You could, of course, detect what router is in use, and provide routing for each known, supported router implementation within your delegator factory. We even recommend doing exactly that. However, we note that such an approach does not solve the other two points above.

However, we still recommend shipping a delegator factory that would register your routes, since routes are often a part of module design; just do not autowire that delegator factory. This way, end-users who can use the defaults do not need to cut-and-paste routing definitions from your documentation into their own applications; they will instead opt-in to your delegator factory by wiring it into their own configuration.


  • We recommend using delegator factories for the purpose of autowiring routes, and, with caveats, pipeline middleware:
    • The pipeline should be created exactly once, so calls to pipe() should occur in exactly one delegator factory.
  • Distributable packages should create a delegator factory for routes only, but should not register the delegator factory by default.


  • Since version 2.2

Mezzio\Container\ApplicationConfigInjectionDelegator allows you to define configuration that is then used to call pipe() or the various routing methods of Mezzio\Application.
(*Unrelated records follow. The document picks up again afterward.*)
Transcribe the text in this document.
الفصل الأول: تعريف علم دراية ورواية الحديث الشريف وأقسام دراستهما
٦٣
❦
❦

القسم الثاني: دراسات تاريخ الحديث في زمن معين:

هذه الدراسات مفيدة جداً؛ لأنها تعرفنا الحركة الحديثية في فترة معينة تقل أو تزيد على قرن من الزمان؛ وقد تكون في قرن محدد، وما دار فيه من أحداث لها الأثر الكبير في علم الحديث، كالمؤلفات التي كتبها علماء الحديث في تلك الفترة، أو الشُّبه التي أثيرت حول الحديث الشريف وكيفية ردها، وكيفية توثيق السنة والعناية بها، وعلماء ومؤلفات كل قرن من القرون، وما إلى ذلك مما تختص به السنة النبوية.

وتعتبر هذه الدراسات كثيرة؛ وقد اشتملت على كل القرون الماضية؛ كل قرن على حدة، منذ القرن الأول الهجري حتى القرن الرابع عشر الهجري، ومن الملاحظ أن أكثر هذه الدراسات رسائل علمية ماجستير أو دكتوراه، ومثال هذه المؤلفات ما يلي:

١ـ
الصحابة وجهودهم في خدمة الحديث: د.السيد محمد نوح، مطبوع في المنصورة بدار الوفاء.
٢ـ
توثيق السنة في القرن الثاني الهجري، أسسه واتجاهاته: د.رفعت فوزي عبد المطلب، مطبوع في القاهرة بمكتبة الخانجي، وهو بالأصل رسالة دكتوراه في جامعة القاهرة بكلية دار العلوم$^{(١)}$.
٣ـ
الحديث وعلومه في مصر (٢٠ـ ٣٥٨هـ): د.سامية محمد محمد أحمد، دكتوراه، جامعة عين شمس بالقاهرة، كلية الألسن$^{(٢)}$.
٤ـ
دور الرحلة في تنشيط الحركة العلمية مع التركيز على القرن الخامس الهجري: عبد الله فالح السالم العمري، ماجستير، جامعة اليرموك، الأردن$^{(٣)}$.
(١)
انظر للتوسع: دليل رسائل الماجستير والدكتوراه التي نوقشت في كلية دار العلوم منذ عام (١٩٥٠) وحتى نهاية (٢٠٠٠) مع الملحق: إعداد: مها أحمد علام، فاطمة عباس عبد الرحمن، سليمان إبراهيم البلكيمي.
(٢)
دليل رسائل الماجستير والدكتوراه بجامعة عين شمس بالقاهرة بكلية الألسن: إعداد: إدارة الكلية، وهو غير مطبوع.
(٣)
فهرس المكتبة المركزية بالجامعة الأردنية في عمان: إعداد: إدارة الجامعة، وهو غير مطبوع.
This is particularly useful for injecting routes.

The format of routes configuration is as follows:

return [
    'routes' => [
            'path' => '/path/to/match',
            'middleware' => 'Middleware Service Name',
            'allowed_methods' => ['GET', 'POST', 'PATCH'],
            'options' => [
                'stuff' => 'to',
                'pass'  => 'to',
                'the'   => 'underlying router',
        // etc.

All your various modules could provide route configuration, and you could then use a single delegator to add all of them at once.